O atual rearranjo de poder no sistema internacional guarda
paralelos inquietantes com a chamada Paz Armada que antecedeu 1914. À
semelhança daquele período, assistimos a uma corrida armamentista acelerada,
hoje marcada por arsenais nucleares, capacidades cibernéticas e armamentos
hipersônicos, ao endurecimento de alianças, à reabilitação aberta do
nacionalismo e à multiplicação de crises periféricas usadas como testes de
força. A diferença crucial é conhecida: a dissuasão nuclear torna uma guerra
total improvável. Mas convém não confundir improbabilidade com impossibilidade.
A dissuasão não elimina o conflito; apenas o fragmenta, o desloca e o normaliza
sob formas indiretas, híbridas e regionalizadas. A ausência de uma guerra
mundial não equivale, em absoluto, à existência de paz.
O eco é ainda mais antigo. Tucídides identificou no medo de
Esparta diante da ascensão de Atenas o fator estrutural que tornou a Guerra do
Peloponeso quase inevitável. A chamada “armadilha de Tucídides”, popularizada
por analistas contemporâneos, ajuda a compreender a rivalidade sino-americana
ao expor o papel do medo, da desconfiança e da percepção de declínio relativo.

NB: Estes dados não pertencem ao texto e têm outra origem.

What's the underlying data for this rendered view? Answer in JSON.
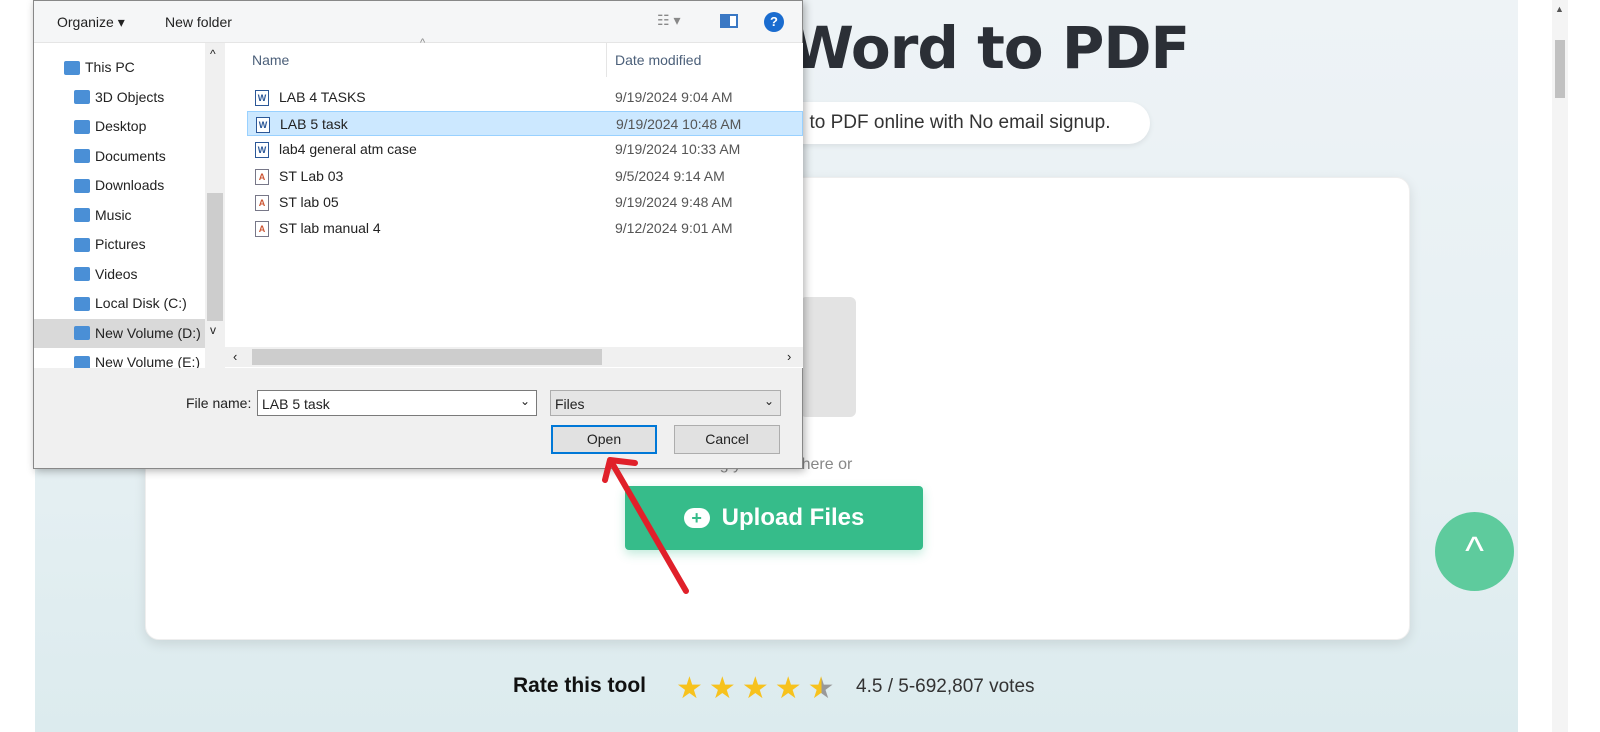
{
  "page": {
    "title": "Word to PDF",
    "subtitle": "l to PDF online with No email signup.",
    "drag_text": "Drag your files here or",
    "upload_label": "Upload Files",
    "rate_label": "Rate this tool",
    "rating": 4.5,
    "votes_text": "4.5 / 5-692,807 votes",
    "accent": "#36bc8a"
  },
  "dialog": {
    "toolbar": {
      "organize": "Organize ▾",
      "new_folder": "New folder",
      "view": "☷ ▾",
      "help": "?"
    },
    "nav": [
      {
        "label": "This PC",
        "icon": "pc-icon"
      },
      {
        "label": "3D Objects",
        "icon": "cube-icon"
      },
      {
        "label": "Desktop",
        "icon": "desktop-icon"
      },
      {
        "label": "Documents",
        "icon": "document-icon"
      },
      {
        "label": "Downloads",
        "icon": "download-icon"
      },
      {
        "label": "Music",
        "icon": "music-icon"
      },
      {
        "label": "Pictures",
        "icon": "picture-icon"
      },
      {
        "label": "Videos",
        "icon": "video-icon"
      },
      {
        "label": "Local Disk (C:)",
        "icon": "disk-icon"
      },
      {
        "label": "New Volume (D:)",
        "icon": "disk-icon",
        "selected": true
      },
      {
        "label": "New Volume (E:)",
        "icon": "disk-icon"
      }
    ],
    "columns": {
      "name": "Name",
      "date": "Date modified"
    },
    "files": [
      {
        "name": "LAB 4 TASKS",
        "date": "9/19/2024 9:04 AM",
        "type": "word"
      },
      {
        "name": "LAB 5 task",
        "date": "9/19/2024 10:48 AM",
        "type": "word",
        "selected": true
      },
      {
        "name": "lab4 general atm case",
        "date": "9/19/2024 10:33 AM",
        "type": "word"
      },
      {
        "name": "ST Lab 03",
        "date": "9/5/2024 9:14 AM",
        "type": "text"
      },
      {
        "name": "ST lab 05",
        "date": "9/19/2024 9:48 AM",
        "type": "text"
      },
      {
        "name": "ST lab manual 4",
        "date": "9/12/2024 9:01 AM",
        "type": "text"
      }
    ],
    "file_name_label": "File name:",
    "file_name_value": "LAB 5 task",
    "file_type": "Files",
    "open_label": "Open",
    "cancel_label": "Cancel"
  }
}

Tomá-la como determinismo, porém, seria um erro grave. Estruturas pressionam,
mas não absolvem. São as decisões políticas, frequentemente tomadas sob ilusões
de controle ou arrogância estratégica, que transformam tensões administráveis
em conflitos abertos.
O que se desenha hoje é o retorno explícito de práticas que
muitos preferiram acreditar superadas. Zonas de influência voltam a ser
reivindicadas sem pudor. Os Estados Unidos buscam preservar sua primazia global
e suas redes de alianças; a China afirma-se como potência revisionista no
Indo-Pacífico, tendo Taiwan como linha vermelha; a Rússia procura reconstruir
sua área de influência no espaço pós-soviético, com a Ucrânia como peça
central. Trata-se menos de um desvio ocasional e mais de um ressurgimento
imperialista do sistema internacional, fenômeno que o discurso
normativo insiste em negar, mas que a prática estratégica confirma diariamente.

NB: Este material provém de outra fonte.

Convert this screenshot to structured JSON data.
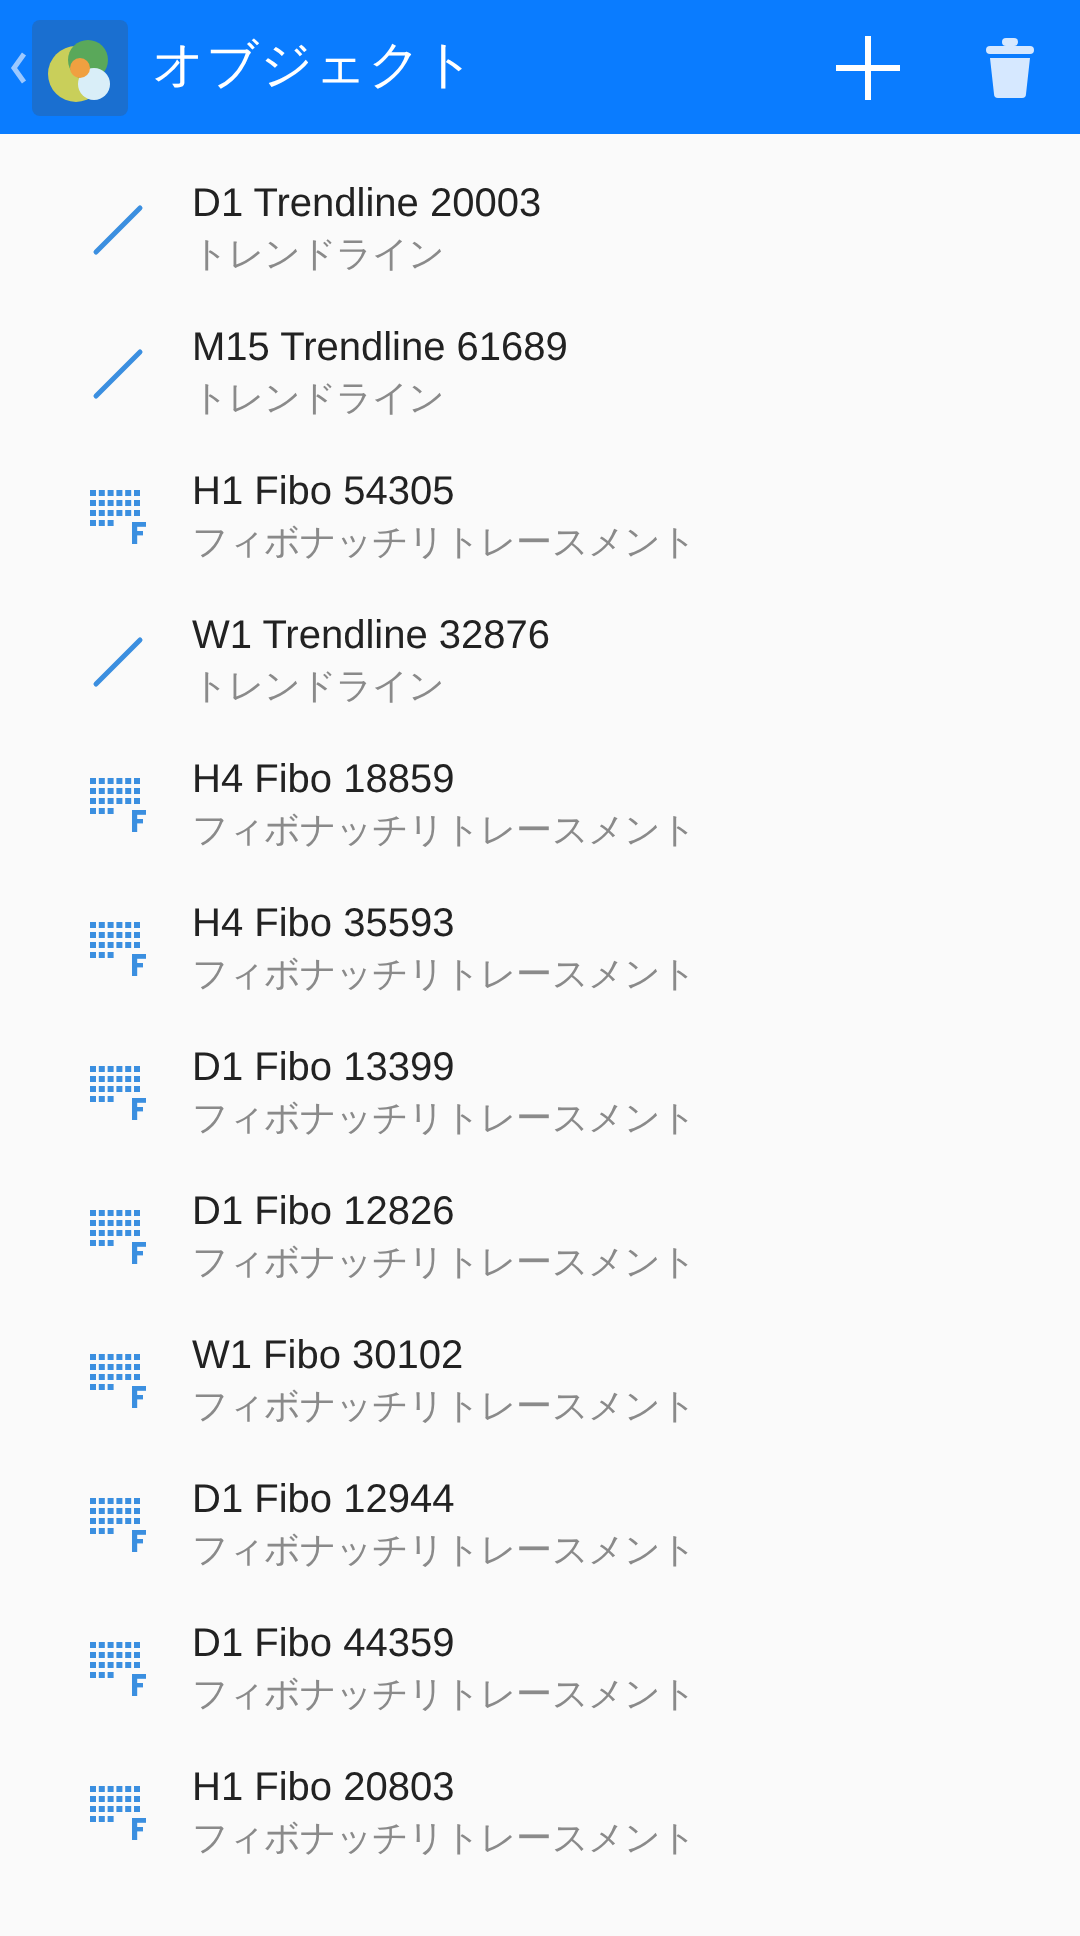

Esse processo expõe a hipocrisia crescente de conceitos
centrais da retórica contemporânea. A chamada “ordem internacional baseada em
regras” subsiste, cada vez mais, como linguagem moral aplicada de forma
seletiva, dependente da correlação de forças e da conveniência política. O
direito internacional não desapareceu, mas tornou-se instrumento assimétrico. O
multilateralismo sobrevive, porém frequentemente esvaziado. Sanções econômicas
são apresentadas como alternativa civilizada à guerra, embora produzam efeitos
sistêmicos duradouros: aprofundam rivalidades, aceleram o desacoplamento
econômico e reforçam a lógica de blocos antagônicos. As crises regionais
funcionam como termômetros desse mundo em transição.

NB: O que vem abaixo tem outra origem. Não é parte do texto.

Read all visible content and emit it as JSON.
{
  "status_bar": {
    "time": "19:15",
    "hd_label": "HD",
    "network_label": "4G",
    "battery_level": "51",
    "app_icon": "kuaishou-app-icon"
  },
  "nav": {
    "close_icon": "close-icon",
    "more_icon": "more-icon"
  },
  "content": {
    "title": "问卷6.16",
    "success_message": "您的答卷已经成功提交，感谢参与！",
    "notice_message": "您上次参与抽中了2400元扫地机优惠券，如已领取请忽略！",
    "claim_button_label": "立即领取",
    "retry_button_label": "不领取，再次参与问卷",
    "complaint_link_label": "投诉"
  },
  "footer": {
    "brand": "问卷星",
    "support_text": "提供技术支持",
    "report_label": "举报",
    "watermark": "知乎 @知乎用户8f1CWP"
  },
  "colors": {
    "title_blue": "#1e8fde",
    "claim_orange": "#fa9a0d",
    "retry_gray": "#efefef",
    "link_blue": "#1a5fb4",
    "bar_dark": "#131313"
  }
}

A guerra na Ucrânia desmontou de vez a fantasia de um cenário
pós-militar, recolocando o poder bélico convencional no centro da política
internacional. Taiwan configura um potencial ponto de ruptura sistêmica. Na
América Latina, a instabilidade venezuelana, as tensões diplomáticas regionais
e a crescente presença estratégica de potências extra-hemisféricas indicam que
o continente está longe de ser uma zona neutra. Como em outros momentos
históricos, as grandes rupturas raramente começam no centro do sistema: são
precedidas por conflitos localizados que testam limites, sondam reações e
redefinem linhas vermelhas.
As implicações desse cenário são claras, ainda que desconfortáveis. Caminhamos para um mundo marcado pela normalização da guerra limitada, pela aceitação tácita de esferas de influência e pela erosão progressiva do universalismo liberal que estruturou a ordem do pós-1945. Não se trata de anunciar catástrofes iminentes, mas de reconhecer que o vocabulário moral do último meio século já não descreve com fidelidade a realidade estratégica contemporânea. O papel do historiador, nesse contexto, não é o de profeta apocalíptico nem o de guardião de ilusões reconfortantes. Cabe-lhe advertir. A História não condena os homens à repetição mecânica, mas pune severamente a amnésia. Ignorar padrões recorrentes em momentos de transição e rearranjo de poder não é sinal de progresso, é, quase sempre, o primeiro passo para revivê-los sob novas e perigosas formas.